Maybe not "the" devil, but a devil nonetheless. It didn't have big ivory horns or pale red hues to its skin or a forked tail dangling out beneath its legs. It wasn't the stereotypical devil she had read about or remembered from Halloween costumes. This one didn't look anything like those traditional devils but like something worse.

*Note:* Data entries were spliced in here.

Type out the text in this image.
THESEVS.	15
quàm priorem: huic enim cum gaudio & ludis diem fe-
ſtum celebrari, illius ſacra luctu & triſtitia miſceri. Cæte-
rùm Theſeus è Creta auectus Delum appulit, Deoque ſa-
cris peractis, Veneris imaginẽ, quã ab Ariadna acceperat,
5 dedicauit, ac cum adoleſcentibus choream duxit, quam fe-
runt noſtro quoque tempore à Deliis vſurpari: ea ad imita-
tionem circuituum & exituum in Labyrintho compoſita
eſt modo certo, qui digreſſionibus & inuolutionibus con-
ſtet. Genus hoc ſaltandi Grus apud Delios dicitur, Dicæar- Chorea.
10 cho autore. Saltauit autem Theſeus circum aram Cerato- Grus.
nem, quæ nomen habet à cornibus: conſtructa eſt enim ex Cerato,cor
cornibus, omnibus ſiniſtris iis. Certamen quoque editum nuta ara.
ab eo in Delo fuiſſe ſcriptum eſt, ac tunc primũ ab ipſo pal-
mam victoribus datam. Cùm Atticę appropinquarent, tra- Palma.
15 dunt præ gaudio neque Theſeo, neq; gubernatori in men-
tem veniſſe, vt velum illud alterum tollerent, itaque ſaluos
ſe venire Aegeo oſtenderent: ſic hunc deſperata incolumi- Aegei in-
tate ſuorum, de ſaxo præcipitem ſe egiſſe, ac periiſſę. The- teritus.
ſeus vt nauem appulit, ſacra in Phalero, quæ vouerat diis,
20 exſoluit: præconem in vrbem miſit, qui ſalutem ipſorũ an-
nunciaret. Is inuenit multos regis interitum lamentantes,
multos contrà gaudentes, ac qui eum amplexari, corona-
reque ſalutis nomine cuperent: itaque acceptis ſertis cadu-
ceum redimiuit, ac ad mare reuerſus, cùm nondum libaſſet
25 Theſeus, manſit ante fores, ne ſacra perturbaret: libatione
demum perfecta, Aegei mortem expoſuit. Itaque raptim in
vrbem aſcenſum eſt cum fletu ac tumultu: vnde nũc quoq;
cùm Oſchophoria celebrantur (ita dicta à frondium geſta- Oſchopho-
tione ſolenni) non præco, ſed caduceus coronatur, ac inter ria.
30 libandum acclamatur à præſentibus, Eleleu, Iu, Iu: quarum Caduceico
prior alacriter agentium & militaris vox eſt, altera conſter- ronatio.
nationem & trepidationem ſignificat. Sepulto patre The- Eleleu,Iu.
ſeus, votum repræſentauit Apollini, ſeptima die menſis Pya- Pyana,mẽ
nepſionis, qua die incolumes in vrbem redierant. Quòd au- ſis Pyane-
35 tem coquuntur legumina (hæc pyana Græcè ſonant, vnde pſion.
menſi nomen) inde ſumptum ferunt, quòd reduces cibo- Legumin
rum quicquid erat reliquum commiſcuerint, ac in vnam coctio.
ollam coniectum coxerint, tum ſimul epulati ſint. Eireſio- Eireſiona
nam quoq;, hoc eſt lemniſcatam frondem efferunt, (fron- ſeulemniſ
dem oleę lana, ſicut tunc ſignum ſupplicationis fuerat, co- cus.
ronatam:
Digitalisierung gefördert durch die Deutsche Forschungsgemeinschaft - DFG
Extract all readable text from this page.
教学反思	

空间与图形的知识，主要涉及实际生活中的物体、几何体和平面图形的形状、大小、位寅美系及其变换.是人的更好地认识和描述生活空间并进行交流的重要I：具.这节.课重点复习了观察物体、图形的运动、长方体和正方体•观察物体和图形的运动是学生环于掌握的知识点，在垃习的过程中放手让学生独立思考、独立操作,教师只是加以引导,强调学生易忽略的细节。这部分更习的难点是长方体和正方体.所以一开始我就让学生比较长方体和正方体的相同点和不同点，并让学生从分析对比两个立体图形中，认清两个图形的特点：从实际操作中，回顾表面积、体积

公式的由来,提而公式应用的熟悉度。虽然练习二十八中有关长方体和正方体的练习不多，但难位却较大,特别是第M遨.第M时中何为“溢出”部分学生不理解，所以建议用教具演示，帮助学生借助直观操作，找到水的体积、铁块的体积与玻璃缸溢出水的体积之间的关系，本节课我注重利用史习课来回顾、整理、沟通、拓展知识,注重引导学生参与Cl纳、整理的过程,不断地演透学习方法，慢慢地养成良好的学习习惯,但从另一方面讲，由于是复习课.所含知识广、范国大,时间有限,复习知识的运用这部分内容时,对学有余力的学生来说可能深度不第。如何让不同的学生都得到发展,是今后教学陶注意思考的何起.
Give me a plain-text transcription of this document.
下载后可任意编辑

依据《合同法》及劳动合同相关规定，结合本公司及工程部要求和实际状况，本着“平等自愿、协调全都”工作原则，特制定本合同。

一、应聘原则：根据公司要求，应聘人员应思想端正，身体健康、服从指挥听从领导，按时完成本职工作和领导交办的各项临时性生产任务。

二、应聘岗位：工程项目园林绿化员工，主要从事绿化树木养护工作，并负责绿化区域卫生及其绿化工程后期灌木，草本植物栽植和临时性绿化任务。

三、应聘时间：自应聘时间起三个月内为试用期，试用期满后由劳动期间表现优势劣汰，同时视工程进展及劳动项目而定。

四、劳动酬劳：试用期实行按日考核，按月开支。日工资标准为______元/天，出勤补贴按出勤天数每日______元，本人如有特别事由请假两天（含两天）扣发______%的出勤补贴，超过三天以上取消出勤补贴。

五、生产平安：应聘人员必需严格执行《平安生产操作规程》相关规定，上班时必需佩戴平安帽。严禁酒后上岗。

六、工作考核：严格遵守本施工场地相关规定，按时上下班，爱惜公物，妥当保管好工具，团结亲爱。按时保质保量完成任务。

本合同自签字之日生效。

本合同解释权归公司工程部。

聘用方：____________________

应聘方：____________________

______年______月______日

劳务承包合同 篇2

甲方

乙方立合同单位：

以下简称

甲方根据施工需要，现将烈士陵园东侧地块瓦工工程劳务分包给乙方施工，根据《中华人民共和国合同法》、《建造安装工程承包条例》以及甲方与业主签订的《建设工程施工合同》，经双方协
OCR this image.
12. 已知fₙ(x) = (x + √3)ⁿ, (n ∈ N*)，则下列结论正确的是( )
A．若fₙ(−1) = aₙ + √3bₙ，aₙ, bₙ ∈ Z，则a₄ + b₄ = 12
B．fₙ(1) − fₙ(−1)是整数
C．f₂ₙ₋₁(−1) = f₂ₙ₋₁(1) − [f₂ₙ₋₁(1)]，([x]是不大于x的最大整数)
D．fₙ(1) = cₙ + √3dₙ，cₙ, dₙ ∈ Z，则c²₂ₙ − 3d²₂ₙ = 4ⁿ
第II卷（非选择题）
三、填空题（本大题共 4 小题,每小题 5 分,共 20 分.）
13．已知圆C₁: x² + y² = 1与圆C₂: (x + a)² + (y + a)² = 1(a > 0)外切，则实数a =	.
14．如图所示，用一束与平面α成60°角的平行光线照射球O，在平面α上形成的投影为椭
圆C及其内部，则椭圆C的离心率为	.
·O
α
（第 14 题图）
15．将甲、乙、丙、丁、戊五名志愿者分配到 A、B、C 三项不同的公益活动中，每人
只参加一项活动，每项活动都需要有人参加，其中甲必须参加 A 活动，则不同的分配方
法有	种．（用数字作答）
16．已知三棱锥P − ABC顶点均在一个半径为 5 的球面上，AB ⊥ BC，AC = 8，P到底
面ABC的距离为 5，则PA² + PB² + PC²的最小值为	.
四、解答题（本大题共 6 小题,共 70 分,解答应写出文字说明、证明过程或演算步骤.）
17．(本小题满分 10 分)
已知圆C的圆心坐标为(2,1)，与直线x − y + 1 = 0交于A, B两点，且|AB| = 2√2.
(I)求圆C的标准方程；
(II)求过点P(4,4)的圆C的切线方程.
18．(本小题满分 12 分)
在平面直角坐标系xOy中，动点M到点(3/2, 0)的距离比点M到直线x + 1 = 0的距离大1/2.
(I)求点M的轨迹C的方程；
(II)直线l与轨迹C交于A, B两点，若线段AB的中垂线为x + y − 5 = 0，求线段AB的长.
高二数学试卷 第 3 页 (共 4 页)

This thing looked like pure and simple evil.

A dark veil clung it, like alternating wrinkled folds of blackness and coldness, each playing against the other. It was mostly in the eyes, those gluttonous eyes, the fear they generated in her, and the grin, the grin that knew she had seen it but didn't care. It knew she knew and it liked it. Rose could tell. That was how she knew this thing was not going to end its killing anytime soon. In fact, it was only just beginning. Now the creature had a taste of her fear, and it would want more. It wouldn’t be content to feed on the fear of single victims any longer. It wanted to usher in a new era of horror to Devonshire, and then? Who knew? Move onto the next town? Hillsboro wasn't far away. Maybe they would be just as tasty.

Poor Rose. Such knowledge, and no one to tell. When Mrs. Tucker returned from the hospital with her children, she would tell her everything she knew, and whether she believed her or not didn't matter. She would make her believe, just like she would make the rest of the town believe.